A short, wiry doctor came out of the operating room and walked directly to him. The man's scrub suit was flecked with dark blood and his latex gloves were tinted pink from being immersed in it.  The doctor slipped his mask down to his neck.  Joe introduced himself.

'You may want to sit down,' the doctor said by way of introduction.

'I'm okay,' Joe said calmly.  He tried to brace himself for the absolute worst.

'She's stable but still in danger,' the doctor said bluntly. 'The baby is lost.

It might have been possible to save him, but it wouldn't have been the wisest thing to do considering his condition.  We had to make a choice between saving your wife and saving a very damaged fetus.'

Joe stepped slowly backwards until he could rest against the wall. Otherwise, he was afraid he might slump over.  The moment passed.

'Are you all right?'  the doctor asked.

Joe couldn't think of anything to say, so he nodded that he understood.
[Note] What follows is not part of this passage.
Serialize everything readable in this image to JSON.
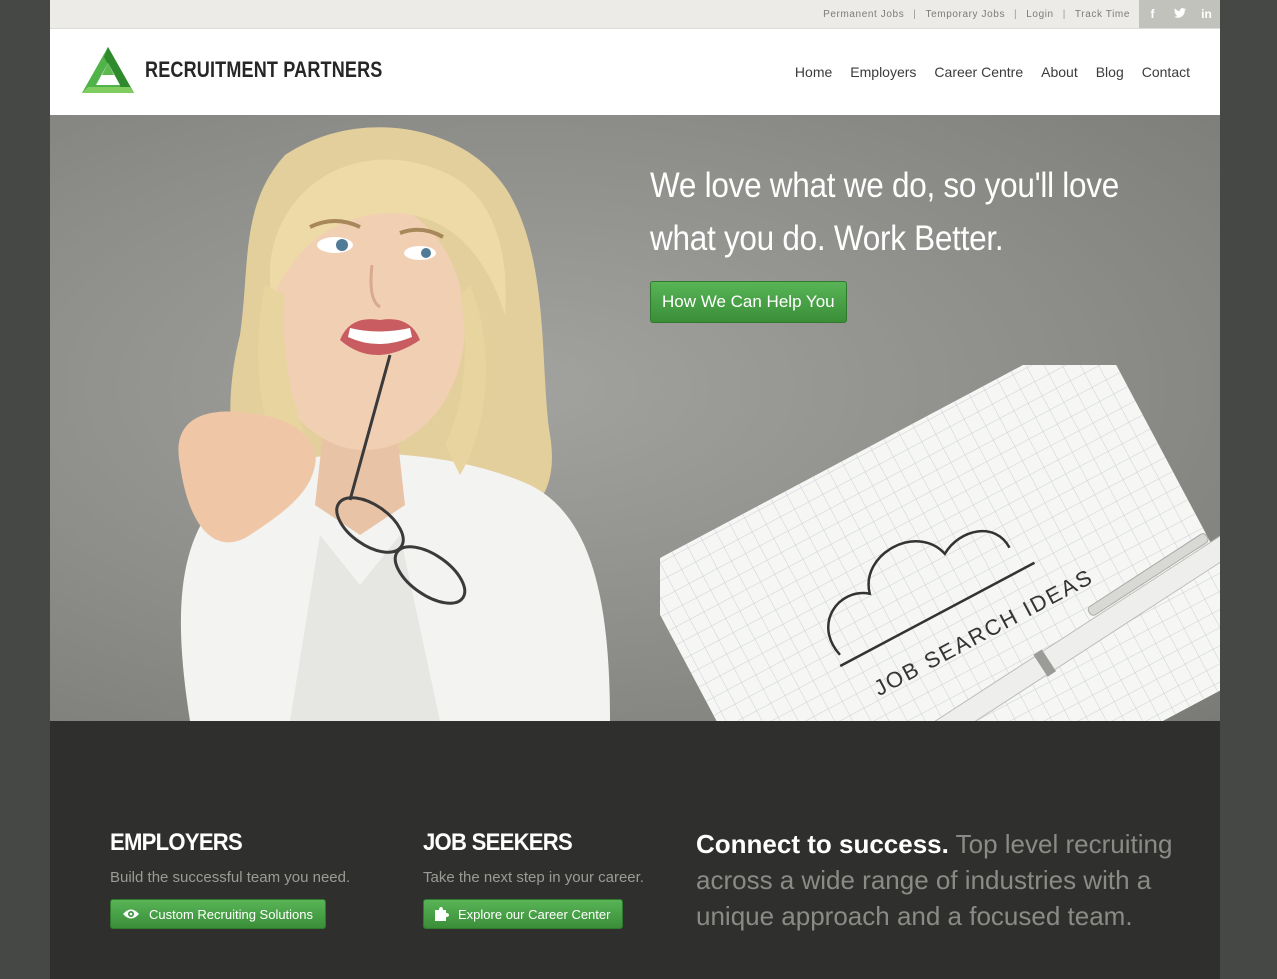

'The bullet entered below her sternum, glanced off of her rib cage, and exited her lower back.  It may have injured her spine.  We don't know how extensive that injury will be.'

Joe appreciated the fact that the doctor was being absolutely straight with him. But he struggled with the magnitude of what he was being told.  His baby--his first son--was lost, and his wife might not be able to walk again.

'When can I see her?'  Joe asked, his voice a whisper.
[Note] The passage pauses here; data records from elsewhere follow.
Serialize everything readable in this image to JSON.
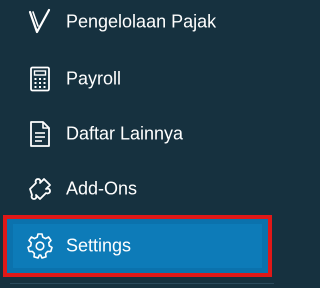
{
  "menu": {
    "items": [
      {
        "label": "Pengelolaan Pajak",
        "icon": "checkmark-icon"
      },
      {
        "label": "Payroll",
        "icon": "calculator-icon"
      },
      {
        "label": "Daftar Lainnya",
        "icon": "document-list-icon"
      },
      {
        "label": "Add-Ons",
        "icon": "puzzle-icon"
      },
      {
        "label": "Settings",
        "icon": "gear-icon",
        "active": true
      }
    ]
  },
  "colors": {
    "background": "#16313f",
    "active_background": "#0d7bb8",
    "highlight_border": "#e01818",
    "text": "#ffffff"
  }
}
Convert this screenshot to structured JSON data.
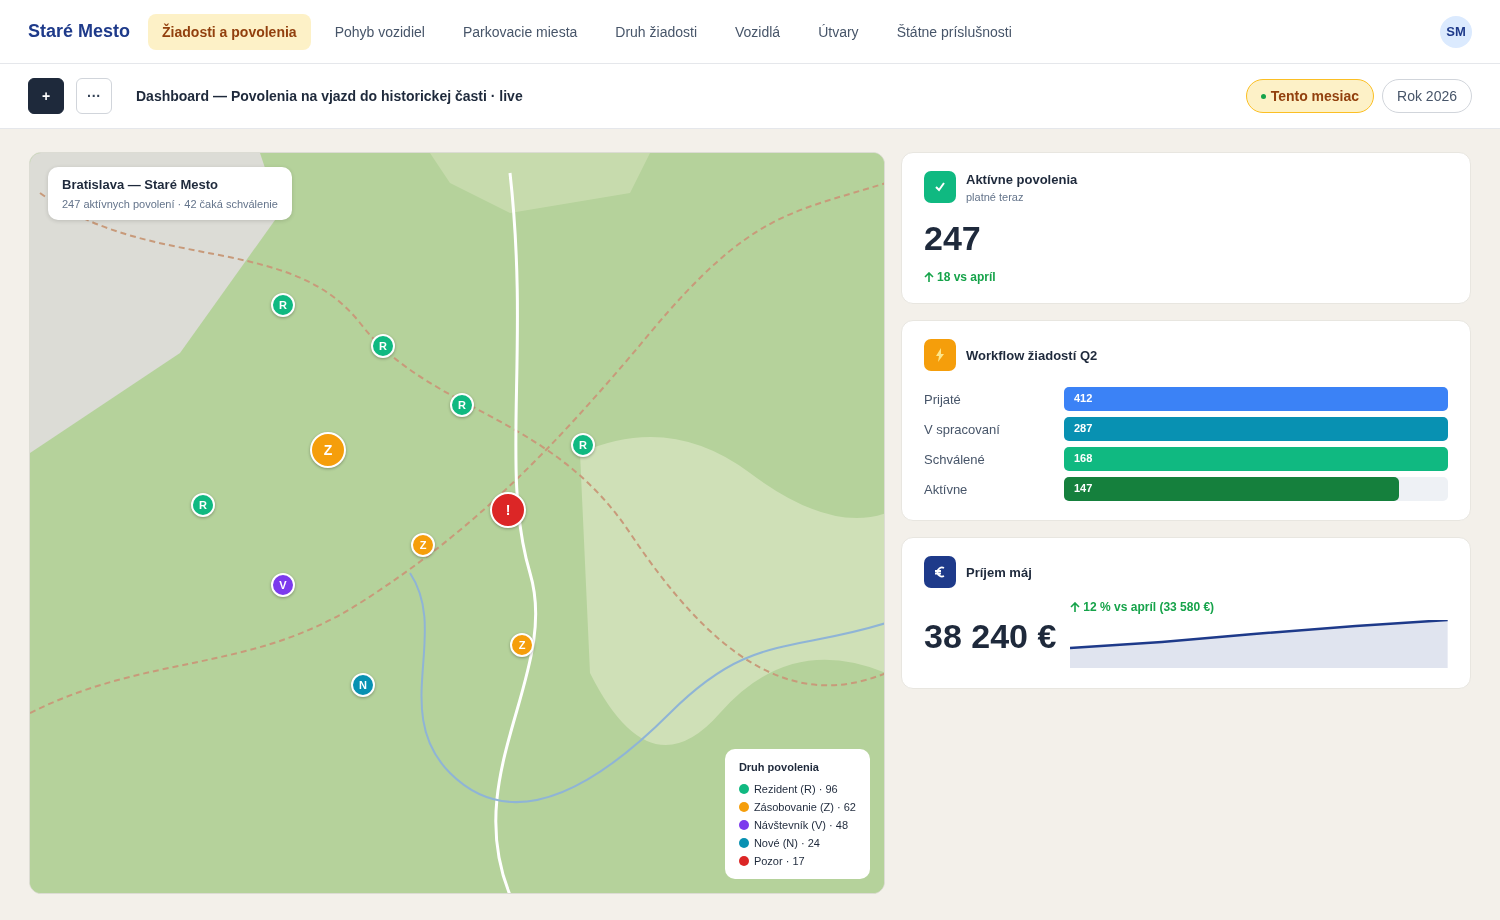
{
  "brand": "Staré Mesto",
  "nav": [
    {
      "label": "Žiadosti a povolenia",
      "selected": true
    },
    {
      "label": "Pohyb vozidiel",
      "selected": false
    },
    {
      "label": "Parkovacie miesta",
      "selected": false
    },
    {
      "label": "Druh žiadosti",
      "selected": false
    },
    {
      "label": "Vozidlá",
      "selected": false
    },
    {
      "label": "Útvary",
      "selected": false
    },
    {
      "label": "Štátne príslušnosti",
      "selected": false
    }
  ],
  "avatar": "SM",
  "toolbar": {
    "add": "+",
    "more": "···",
    "title": "Dashboard — Povolenia na vjazd do historickej časti · live",
    "periods": [
      {
        "label": "Tento mesiac",
        "selected": true
      },
      {
        "label": "Rok 2026",
        "selected": false
      }
    ]
  },
  "map": {
    "title": "Bratislava — Staré Mesto",
    "subtitle": "247 aktívnych povolení · 42 čaká schválenie",
    "pins": [
      {
        "label": "R",
        "color": "#10b981",
        "large": false
      },
      {
        "label": "R",
        "color": "#10b981",
        "large": false
      },
      {
        "label": "R",
        "color": "#10b981",
        "large": false
      },
      {
        "label": "Z",
        "color": "#f59e0b",
        "large": true
      },
      {
        "label": "R",
        "color": "#10b981",
        "large": false
      },
      {
        "label": "R",
        "color": "#10b981",
        "large": false
      },
      {
        "label": "!",
        "color": "#dc2626",
        "large": true
      },
      {
        "label": "Z",
        "color": "#f59e0b",
        "large": false
      },
      {
        "label": "V",
        "color": "#7c3aed",
        "large": false
      },
      {
        "label": "Z",
        "color": "#f59e0b",
        "large": false
      },
      {
        "label": "N",
        "color": "#0891b2",
        "large": false
      }
    ],
    "legend": {
      "title": "Druh povolenia",
      "items": [
        {
          "label": "Rezident (R) · 96",
          "color": "#10b981"
        },
        {
          "label": "Zásobovanie (Z) · 62",
          "color": "#f59e0b"
        },
        {
          "label": "Návštevník (V) · 48",
          "color": "#7c3aed"
        },
        {
          "label": "Nové (N) · 24",
          "color": "#0891b2"
        },
        {
          "label": "Pozor · 17",
          "color": "#dc2626"
        }
      ]
    }
  },
  "cards": [
    {
      "kind": "stat",
      "title": "Aktívne povolenia",
      "subtitle": "platné teraz",
      "value": "247",
      "delta": "18 vs apríl"
    },
    {
      "kind": "bars",
      "title": "Workflow žiadostí Q2",
      "rows": [
        {
          "label": "Prijaté",
          "value": "412",
          "level": 1,
          "color": "#3b82f6"
        },
        {
          "label": "V spracovaní",
          "value": "287",
          "level": 1,
          "color": "#0891b2"
        },
        {
          "label": "Schválené",
          "value": "168",
          "level": 1,
          "color": "#10b981"
        },
        {
          "label": "Aktívne",
          "value": "147",
          "level": 0.873,
          "color": "#15803d"
        }
      ]
    },
    {
      "kind": "revenue",
      "title": "Príjem máj",
      "value": "38 240 €",
      "delta": "12 % vs apríl (33 580 €)"
    }
  ]
}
The doctor sighed.  He started to say something soothing and procedural but the look in Joe's eyes made him reconsider.  Then: 'They're finishing up in there now.  She's sleeping.  They should be done and have her back in bed in intensive care within the hour.  You can see her then, but don't expect her to be awake.'

Joe nodded.  His mouth was dry, and it hurt to swallow. The doctor approached him and put his hand on Joe's shoulder.

'There's no easy way to tell you these things,' the doctor said. 'Be strong, and love her back to health when she's out of here. That's the best advice I can give you.'

Joe thanked him, but he really wanted to tell him to go away. He didn't want to be seen by anyone right now.  He didn't want nurses clucking over him like they had when his mother was in the hospital. The doctor seemed to sense what Joe was thinking and went back into the operating room.

Joe turned and stumbled down the hallway until he found the men's bathroom.  He went in it, turned out the lights, and wailed for the first time in his life.

***

Wacey knew just enough about the telephone lines in rural Twelve Sleep County to be dangerous.  What little he knew he had learned from a couple of U.S. West telephone company engineers who had once needed his help.